Apple stockholders may be less certain that “Mac lost” – but it’s beside the point. There’d be other competitors in the “alternate universe.”
And do you need cites that computer manufacturers bundled Windows and that even today many users who want to run only Linux have difficulty getting the computer of their choice without paying for a Windows OS they don’t want?
… And this is all besides the basic point. Even if Windows were exactly as indispensable as oxygen, to claim its pricing was exactly correct is odd. Even Adam Smith argued athat government should prevent monopolies, though I realize that the modern Dog-eat-Dog school does not.
“Judge Jackson issued his findings of fact on November 5, 1999, which stated that Microsoft’s dominance of the x86 based personal computer operating systems market constituted a monopoly.”
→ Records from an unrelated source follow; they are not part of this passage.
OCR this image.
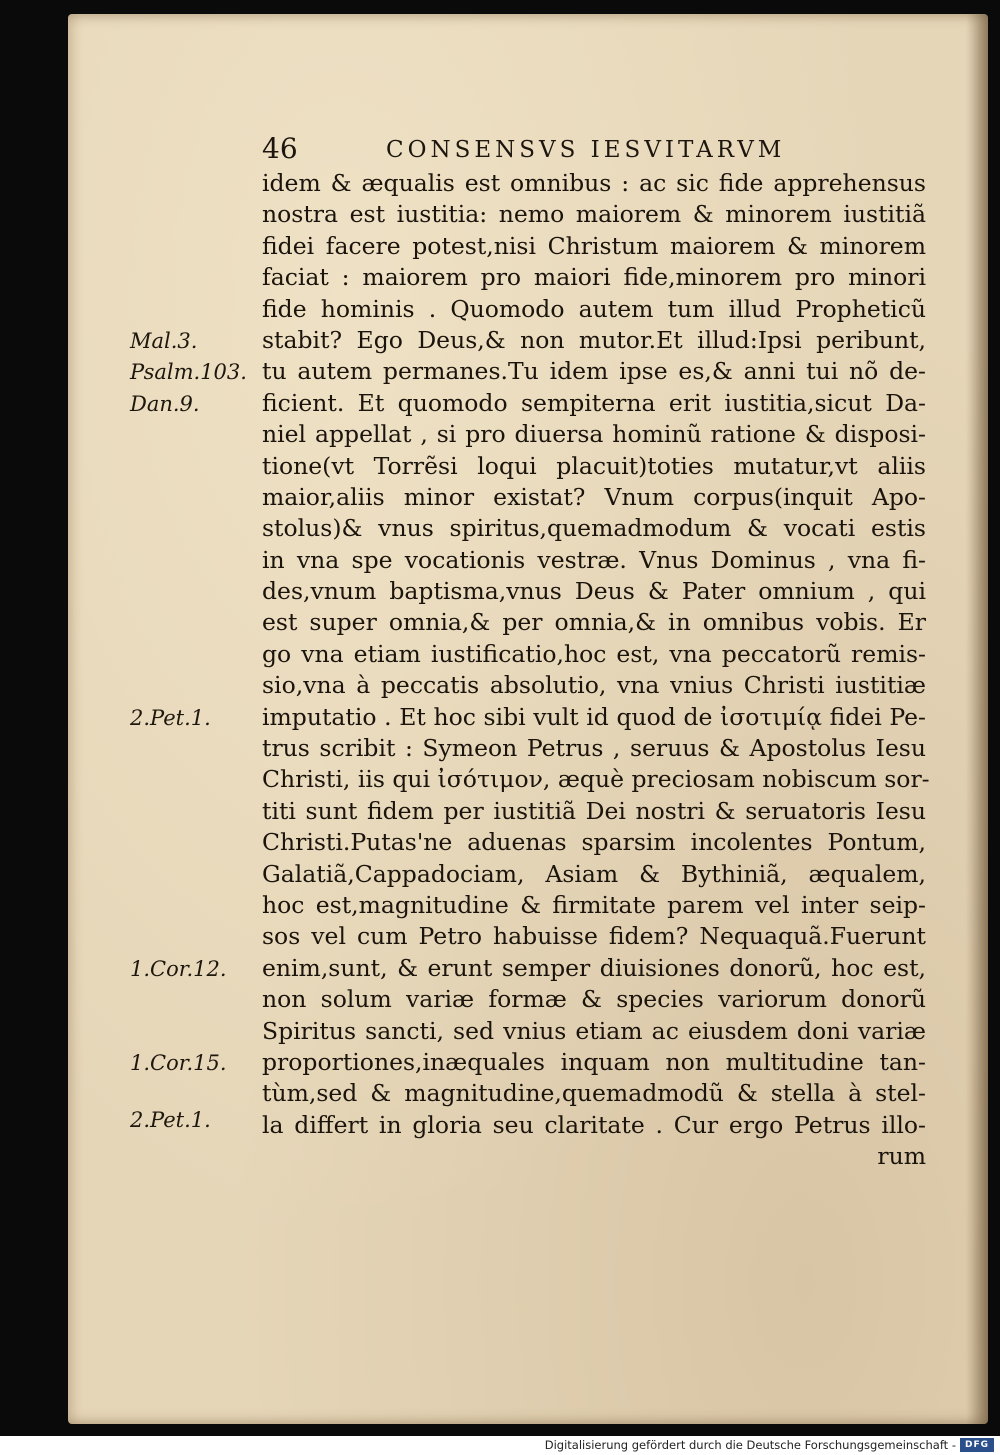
46	CONSENSVS IESVITARVM
idem & æqualis est omnibus : ac sic fide apprehensus
nostra est iustitia: nemo maiorem & minorem iustitiã
fidei facere potest,nisi Christum maiorem & minorem
faciat : maiorem pro maiori fide,minorem pro minori
fide hominis . Quomodo autem tum illud Propheticũ
stabit? Ego Deus,& non mutor.Et illud:Ipsi peribunt,
tu autem permanes.Tu idem ipse es,& anni tui nõ de-
ficient. Et quomodo sempiterna erit iustitia,sicut Da-
niel appellat , si pro diuersa hominũ ratione & disposi-
tione(vt Torrẽsi loqui placuit)toties mutatur,vt aliis
maior,aliis minor existat? Vnum corpus(inquit Apo-
stolus)& vnus spiritus,quemadmodum & vocati estis
in vna spe vocationis vestræ. Vnus Dominus , vna fi-
des,vnum baptisma,vnus Deus & Pater omnium , qui
est super omnia,& per omnia,& in omnibus vobis. Er
go vna etiam iustificatio,hoc est, vna peccatorũ remis-
sio,vna à peccatis absolutio, vna vnius Christi iustitiæ
imputatio . Et hoc sibi vult id quod de ἰσοτιμίᾳ fidei Pe-
trus scribit : Symeon Petrus , seruus & Apostolus Iesu
Christi, iis qui ἰσότιμον, æquè preciosam nobiscum sor-
titi sunt fidem per iustitiã Dei nostri & seruatoris Iesu
Christi.Putas'ne aduenas sparsim incolentes Pontum,
Galatiã,Cappadociam, Asiam & Bythiniã, æqualem,
hoc est,magnitudine & firmitate parem vel inter seip-
sos vel cum Petro habuisse fidem? Nequaquã.Fuerunt
enim,sunt, & erunt semper diuisiones donorũ, hoc est,
non solum variæ formæ & species variorum donorũ
Spiritus sancti, sed vnius etiam ac eiusdem doni variæ
proportiones,inæquales inquam non multitudine tan-
tùm,sed & magnitudine,quemadmodũ & stella à stel-
la differt in gloria seu claritate . Cur ergo Petrus illo-
rum
Mal.3.
Psalm.103.
Dan.9.
2.Pet.1.
1.Cor.12.
1.Cor.15.
2.Pet.1.
Digitalisierung gefördert durch die Deutsche Forschungsgemeinschaft - DFG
Microsoft was convicted of abusing that monopoly in OS to illegally help out IE. a monopoly itself is not illegal. They were not on trial for establishing that monopoly through illegal or coercive practices
I’ll concede the point that to the extent Gates used unfair practices, the value he received exceeded the value provided. The larger point stands, though, which is that size of Gates’ fortune has no bearing on whether he provided adequate value (excepting to the extent your point is accurate), which is what I think the OP was asking. The greatest tycoon and the smallest mom-and-pop stores share the same value proposition in a fair market–they get what people think they’re worth.
I could be wrong, but I think the poster you quoted may not have been referring to the fact that Bill Gates made billions but rather the impression some outside the computer industry have that he led the industry from a technical perspective as opposed to what is really his claim to fame which is that he was a damn good business man, better than his competitors.
There’s absolutely no question in my mind that the positive economic impact of people using MS products has vastly exceeded the $50-60 billion that Mr. Gates is currently worth. The majority of us have used MS products in our careers at one point or the other, many are still using Excel, Outlook, Access, SQL (personally, I cannot imagine my career without MS products), and programming for a MS environment today.
Comparisons of Bill Gates to Pablo Escobar and Bernie Madoff reek of ignorance and can be safely ignored.
I would say there is a valid argument that a dominant OS/platform reduces re-training, file conversion, interoperability, etc.
At the same time there is a cost everywhere that MS products are inferior to the competition, or when there are no competitors so MS is not forced to advance their products.
All of the problems with IE alone over the last 15 years probably offsets half of that money (I know, I know, that just a ridiculous hyperbole point, but seriously ,it’s a large sum of money).